Selwyn Ridge Primary's sports turf is open to the public. Photo / Dawn Picken
Selwyn Ridge Primary's sports turf is open to the public. Photo / Dawn Picken

Shopping

Another much-talked-about amenity for Welcome Bay is a supermarket.

Residents can buy essentials at the Four Square, visit the barber, bakery, bookshop, pharmacy, laundromat, Indian restaurant, sports bar and liquor store at the shopping centre, but must travel to Tauranga or Tauriko for major supermarkets.

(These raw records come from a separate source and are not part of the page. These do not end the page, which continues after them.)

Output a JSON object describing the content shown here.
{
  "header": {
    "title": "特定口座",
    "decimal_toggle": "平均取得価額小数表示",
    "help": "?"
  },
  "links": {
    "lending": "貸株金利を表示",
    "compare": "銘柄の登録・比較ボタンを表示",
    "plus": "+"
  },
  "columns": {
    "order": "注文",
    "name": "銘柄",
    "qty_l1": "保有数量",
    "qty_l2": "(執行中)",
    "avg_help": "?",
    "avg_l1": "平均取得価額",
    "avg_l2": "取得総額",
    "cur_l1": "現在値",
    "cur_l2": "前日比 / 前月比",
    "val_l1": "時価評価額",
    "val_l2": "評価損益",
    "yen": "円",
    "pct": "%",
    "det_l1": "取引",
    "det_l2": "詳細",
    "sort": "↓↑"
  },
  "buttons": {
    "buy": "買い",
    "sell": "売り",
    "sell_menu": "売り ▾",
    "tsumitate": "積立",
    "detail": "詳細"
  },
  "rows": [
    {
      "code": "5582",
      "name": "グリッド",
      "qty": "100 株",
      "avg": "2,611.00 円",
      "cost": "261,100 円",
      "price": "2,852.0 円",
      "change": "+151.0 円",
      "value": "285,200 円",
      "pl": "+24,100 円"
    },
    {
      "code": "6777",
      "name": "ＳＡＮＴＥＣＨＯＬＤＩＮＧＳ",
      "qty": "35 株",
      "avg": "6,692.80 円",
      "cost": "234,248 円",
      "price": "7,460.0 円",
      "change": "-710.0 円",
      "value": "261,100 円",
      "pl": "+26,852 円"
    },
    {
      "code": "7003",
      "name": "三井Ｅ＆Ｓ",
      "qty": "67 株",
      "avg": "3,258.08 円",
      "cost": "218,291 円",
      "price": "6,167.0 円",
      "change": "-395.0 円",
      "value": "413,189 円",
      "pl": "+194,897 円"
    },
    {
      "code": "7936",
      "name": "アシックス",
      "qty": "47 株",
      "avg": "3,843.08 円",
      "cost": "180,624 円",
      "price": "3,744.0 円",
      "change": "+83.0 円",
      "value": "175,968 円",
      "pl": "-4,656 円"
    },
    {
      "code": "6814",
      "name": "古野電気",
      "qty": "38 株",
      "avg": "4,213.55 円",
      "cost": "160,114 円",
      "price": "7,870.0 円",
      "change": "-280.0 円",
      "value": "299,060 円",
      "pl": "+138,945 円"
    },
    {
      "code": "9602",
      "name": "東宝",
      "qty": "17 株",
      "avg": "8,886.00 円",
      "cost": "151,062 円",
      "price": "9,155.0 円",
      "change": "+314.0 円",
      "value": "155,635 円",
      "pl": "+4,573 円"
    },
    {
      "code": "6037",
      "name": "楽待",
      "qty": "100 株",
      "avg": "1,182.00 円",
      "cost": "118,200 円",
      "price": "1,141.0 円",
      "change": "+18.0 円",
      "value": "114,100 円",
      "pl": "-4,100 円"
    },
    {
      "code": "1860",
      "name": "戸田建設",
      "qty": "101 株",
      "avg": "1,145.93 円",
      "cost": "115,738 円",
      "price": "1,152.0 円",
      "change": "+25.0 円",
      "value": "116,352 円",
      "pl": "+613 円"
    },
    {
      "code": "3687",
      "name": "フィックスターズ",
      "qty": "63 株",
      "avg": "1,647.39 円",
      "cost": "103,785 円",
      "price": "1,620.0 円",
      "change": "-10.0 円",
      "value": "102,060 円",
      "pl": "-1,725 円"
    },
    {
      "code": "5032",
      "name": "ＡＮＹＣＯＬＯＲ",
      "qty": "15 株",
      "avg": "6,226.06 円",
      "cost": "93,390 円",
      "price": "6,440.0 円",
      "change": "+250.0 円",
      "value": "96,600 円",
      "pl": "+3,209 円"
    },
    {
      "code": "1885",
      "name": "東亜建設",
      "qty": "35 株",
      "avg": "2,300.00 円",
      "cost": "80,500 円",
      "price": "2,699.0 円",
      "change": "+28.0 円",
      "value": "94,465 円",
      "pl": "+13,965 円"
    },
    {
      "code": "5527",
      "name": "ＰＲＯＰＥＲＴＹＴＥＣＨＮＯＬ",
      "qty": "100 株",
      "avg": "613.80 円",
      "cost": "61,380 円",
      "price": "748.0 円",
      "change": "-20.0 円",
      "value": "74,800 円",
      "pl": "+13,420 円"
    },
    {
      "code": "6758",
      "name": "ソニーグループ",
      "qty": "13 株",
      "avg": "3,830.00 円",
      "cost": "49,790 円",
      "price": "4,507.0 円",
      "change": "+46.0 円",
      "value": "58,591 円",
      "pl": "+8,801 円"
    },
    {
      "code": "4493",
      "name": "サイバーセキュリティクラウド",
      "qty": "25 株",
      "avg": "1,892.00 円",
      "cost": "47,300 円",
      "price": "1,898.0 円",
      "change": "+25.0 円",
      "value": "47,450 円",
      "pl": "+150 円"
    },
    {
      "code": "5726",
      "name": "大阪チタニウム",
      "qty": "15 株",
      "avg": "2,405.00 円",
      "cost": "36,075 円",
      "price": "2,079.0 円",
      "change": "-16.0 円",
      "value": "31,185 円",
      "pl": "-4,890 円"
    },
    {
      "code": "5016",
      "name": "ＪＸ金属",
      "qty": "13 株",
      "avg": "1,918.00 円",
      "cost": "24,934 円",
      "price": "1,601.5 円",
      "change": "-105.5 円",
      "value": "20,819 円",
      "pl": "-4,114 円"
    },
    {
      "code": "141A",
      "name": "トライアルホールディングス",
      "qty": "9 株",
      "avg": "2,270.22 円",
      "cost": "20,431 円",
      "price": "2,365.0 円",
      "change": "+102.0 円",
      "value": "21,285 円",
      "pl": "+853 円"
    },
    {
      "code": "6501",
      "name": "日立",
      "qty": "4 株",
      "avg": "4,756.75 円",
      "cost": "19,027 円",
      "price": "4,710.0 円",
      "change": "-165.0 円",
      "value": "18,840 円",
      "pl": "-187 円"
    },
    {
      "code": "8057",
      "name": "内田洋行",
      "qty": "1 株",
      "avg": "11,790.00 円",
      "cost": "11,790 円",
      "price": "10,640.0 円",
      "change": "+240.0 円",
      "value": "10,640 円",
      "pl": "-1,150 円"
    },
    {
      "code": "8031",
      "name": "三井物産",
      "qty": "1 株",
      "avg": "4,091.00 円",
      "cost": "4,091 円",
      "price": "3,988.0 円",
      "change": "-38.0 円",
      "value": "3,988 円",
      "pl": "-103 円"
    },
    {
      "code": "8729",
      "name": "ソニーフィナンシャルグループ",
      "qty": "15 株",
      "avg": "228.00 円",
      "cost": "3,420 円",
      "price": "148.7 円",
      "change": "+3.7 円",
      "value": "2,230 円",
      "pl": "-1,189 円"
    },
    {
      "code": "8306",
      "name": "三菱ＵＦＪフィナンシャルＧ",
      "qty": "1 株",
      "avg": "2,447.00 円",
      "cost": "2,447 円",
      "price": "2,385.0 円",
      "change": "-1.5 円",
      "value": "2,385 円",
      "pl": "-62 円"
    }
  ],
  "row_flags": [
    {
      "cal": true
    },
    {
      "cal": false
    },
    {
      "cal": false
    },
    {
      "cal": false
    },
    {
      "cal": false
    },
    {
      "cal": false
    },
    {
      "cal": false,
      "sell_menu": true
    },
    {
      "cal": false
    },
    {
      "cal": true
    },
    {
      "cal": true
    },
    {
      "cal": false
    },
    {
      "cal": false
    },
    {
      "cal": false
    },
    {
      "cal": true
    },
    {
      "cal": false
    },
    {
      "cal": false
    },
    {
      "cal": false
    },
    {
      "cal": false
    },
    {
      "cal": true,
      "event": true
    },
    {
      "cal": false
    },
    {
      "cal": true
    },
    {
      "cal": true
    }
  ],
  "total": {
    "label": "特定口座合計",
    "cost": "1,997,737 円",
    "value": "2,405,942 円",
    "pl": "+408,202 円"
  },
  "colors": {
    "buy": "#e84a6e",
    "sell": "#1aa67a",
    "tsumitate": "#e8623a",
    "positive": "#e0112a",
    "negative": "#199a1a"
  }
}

Despite some speed bumps in siting a supermarket, city councillor Bill Grainger said things were happening.

"There is a possibility that the supermarket could be built on private land ... I'd certainly like to lean towards that as well, rather than build anything on reserve land."

He could not pinpoint a timeline for a decision.

Larsen said a supermarket would be nice to have, but considering the fact the vast majority of community members commute out of the suburb for work, they were already shopping elsewhere.

Maleta Knight agrees.

"Having a supermarket is not a big issue but that's because we've lived rurally before."

Many commenters on the Bay of Plenty Times Facebook page say they want a supermarket, but several are adamant it should not be built on a park or reserve.

Green space

Just steps from the road, stairs lead from the footpath down into Johnson Reserve, which features native bush, streams, wetland areas and open grassy fields.

These green spaces are part of what makes neighbours proud to live in Welcome Bay.

They may not be able to walk to a major supermarket just yet, but they're steps from a nature retreat.

Knight says she and her family make good use of their surroundings.

"We go to the back of Waipuna Park with the dog every weekend. It's a really great park. We love that park."


Welcome Bay Transport Forum Submission

A group of residents have put together proposals for the regional and city councils, aimed at improving traffic flow on Welcome Bay Rd during peak hours. The Welcome Bay Transport Forum group proposes four key elements:

*Giving priority to the 15th Ave and Turret Rd upgrade project
*Trialling a free school bus service in the Welcome Bay area
*Trialling a free commuter bus service in the Welcome Bay area
*Considering implementing a separated cycleway between Welcome Bay and the CBD

The submission includes examples of how traffic has dramatically lengthened commutes.

The forum's document said a school bus trip that used to take 15 minutes in 2013 can take 45 minutes before the bus exits Welcome Bay.

A commuter trip of 8.2km leaving the suburb at 7.30am would take 20 to 30 minutes six months ago, but now commonly takes 60 minutes.

Long-term, the group proposes a second access to Welcome Bay towards the West linking up Waikite, Waitaha, Kaitemako and Ohauiti roads, potentially across to Oropi Rd.

Forum member Maleta Knight said she believed the group was starting to ruffle feathers among local elected officials.

"I think they are aware of the issues … They are listening, it's just that actions are so slow in government."